How can I improve my data model in Power BI?
Configuring model properties
I have already written a blog around loading and shaping data in Power BI. In that post I ran through how to build up a model in Power BI to support report visualisations. This included merging and manipulating tables, cleaning and shaping the data, and building relationships between different parts of the model. All of this forms the base for the high-level reporting which allows you to deliver insight using Power BI.
There are however some other things which can be done in order to improve your data model. The first of these is to configure model properties.
There are a few different model properties which can be configured. Some of these I have already touched on, but are used to make the model more discoverable:
- Object names and descriptions – setting these helps users to understand what different values contained in the model relate to.
- Hidden objects – Hiding objects which aren't useful for reporting means that the mode is not cluttered with objects which are meaningless outside of relationships and internal calculations.
And some are used to improve the reports produced by the model:
Data types and data categories
Ensuring your columns are the correct data type allows you to perform specific operations over the data. There are many data types: Whole number, decimal numbers, dates and times, text, true/false, binary. Each of these unlocks specific functionality.
Power BI can also infer things from within a data type. For example, it can infer that text data can relate to a specific geographic location which allows you to visualise your data on a map. There is sometimes a little more complexity in getting location data into the correct format, but this can be a powerful tool in bringing your data to life.
For example, if we use our data model seen in previous posts and display the number of children by city on a map:
We can get a clear visual idea of the distribution around the country.

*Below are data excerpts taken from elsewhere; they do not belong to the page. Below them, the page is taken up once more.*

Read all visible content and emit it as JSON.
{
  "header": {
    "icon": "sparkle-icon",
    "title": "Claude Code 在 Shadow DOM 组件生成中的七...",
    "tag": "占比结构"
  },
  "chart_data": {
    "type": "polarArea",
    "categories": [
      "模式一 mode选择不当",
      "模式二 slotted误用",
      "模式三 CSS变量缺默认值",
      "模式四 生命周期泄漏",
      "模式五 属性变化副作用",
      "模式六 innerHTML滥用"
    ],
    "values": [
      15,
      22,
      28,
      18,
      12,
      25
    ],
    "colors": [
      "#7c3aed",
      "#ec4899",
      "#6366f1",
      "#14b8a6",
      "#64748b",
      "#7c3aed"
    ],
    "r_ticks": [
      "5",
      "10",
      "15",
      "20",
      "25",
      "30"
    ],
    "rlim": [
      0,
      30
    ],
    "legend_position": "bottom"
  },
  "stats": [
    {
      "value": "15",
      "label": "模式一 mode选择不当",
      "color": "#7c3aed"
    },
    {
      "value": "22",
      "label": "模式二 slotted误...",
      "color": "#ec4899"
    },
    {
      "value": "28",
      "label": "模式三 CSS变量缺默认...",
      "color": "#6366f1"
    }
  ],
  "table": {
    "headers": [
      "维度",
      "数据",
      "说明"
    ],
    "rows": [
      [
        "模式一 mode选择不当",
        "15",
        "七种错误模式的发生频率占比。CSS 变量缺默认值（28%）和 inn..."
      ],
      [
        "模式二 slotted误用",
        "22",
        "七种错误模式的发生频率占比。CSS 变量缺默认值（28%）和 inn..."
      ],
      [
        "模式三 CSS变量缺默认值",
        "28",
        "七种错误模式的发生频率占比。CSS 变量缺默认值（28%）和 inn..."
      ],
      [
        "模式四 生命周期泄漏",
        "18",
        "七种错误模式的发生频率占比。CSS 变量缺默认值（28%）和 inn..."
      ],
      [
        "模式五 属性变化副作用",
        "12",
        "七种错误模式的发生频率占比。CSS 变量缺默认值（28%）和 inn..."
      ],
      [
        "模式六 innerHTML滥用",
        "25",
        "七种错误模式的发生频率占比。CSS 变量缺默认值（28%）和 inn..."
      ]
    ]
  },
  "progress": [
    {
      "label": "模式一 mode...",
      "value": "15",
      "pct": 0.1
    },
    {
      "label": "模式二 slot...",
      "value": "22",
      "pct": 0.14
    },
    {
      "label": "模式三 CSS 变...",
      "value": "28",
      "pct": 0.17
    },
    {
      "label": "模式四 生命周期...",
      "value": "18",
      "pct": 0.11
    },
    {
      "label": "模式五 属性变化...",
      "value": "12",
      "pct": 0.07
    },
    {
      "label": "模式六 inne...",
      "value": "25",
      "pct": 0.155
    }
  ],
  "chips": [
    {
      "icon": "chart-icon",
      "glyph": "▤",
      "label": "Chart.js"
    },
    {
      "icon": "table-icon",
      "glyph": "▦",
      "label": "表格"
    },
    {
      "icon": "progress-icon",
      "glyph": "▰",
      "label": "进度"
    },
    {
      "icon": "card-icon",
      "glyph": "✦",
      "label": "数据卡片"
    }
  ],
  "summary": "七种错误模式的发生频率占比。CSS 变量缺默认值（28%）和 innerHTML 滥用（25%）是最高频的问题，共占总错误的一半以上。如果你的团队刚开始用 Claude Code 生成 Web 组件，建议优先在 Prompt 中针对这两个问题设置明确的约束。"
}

Within this, you can also use data categories to further enrich the data. For example, you could specify that the above data relates to cities, and if you had worldwide data you could have a second column which you could categorise as "country". This allows you to present richer map views over the data. Other categories include image and web URLs, which can allow you to display this kind of content within your reports.
Numeric column format
Formatting your numeric columns means that you can display the data in a way which gives the viewer some context. For example, displaying your data as a percentage or a monetary amount means that anyone viewing the report can quickly and easily tell what they're looking at.
Sort order
Another thing which can be useful is defining a sort order for your data. This can be especially useful if say, for instance, you have a column which contains the month that someone is born. When you sort by that column it will automatically sort the text in alphabetical order, whereas clearly in the case of months that wouldn't be the expected behaviour.
So instead you can define a sort order based on another column, i.e. if you don't define a sort order:
But if we add an additional column:
And then define the sort order of the birth month:
Then when we sort that column, we get the expected behaviour:
Default summarization
Another thing that can be done to improve the model is to add a default summarization to columns. When you display aggregated numeric columns in your reports, the default aggregation method is to sum the values. For instance, if we create a visual which aggregates the number of children by city:
The total for each city is calculated by summing up the children in that city. If we instead wanted this to display the average children in each city, we could update the default summarization for the number of children column:
And we can then see that the table visualisation instead displays the averages:
This is especially useful if you have data which it does not make sense to sum – for example ratings.
Using these techniques we have a model which is far more discoverable, and is able to better support the visualisations we need.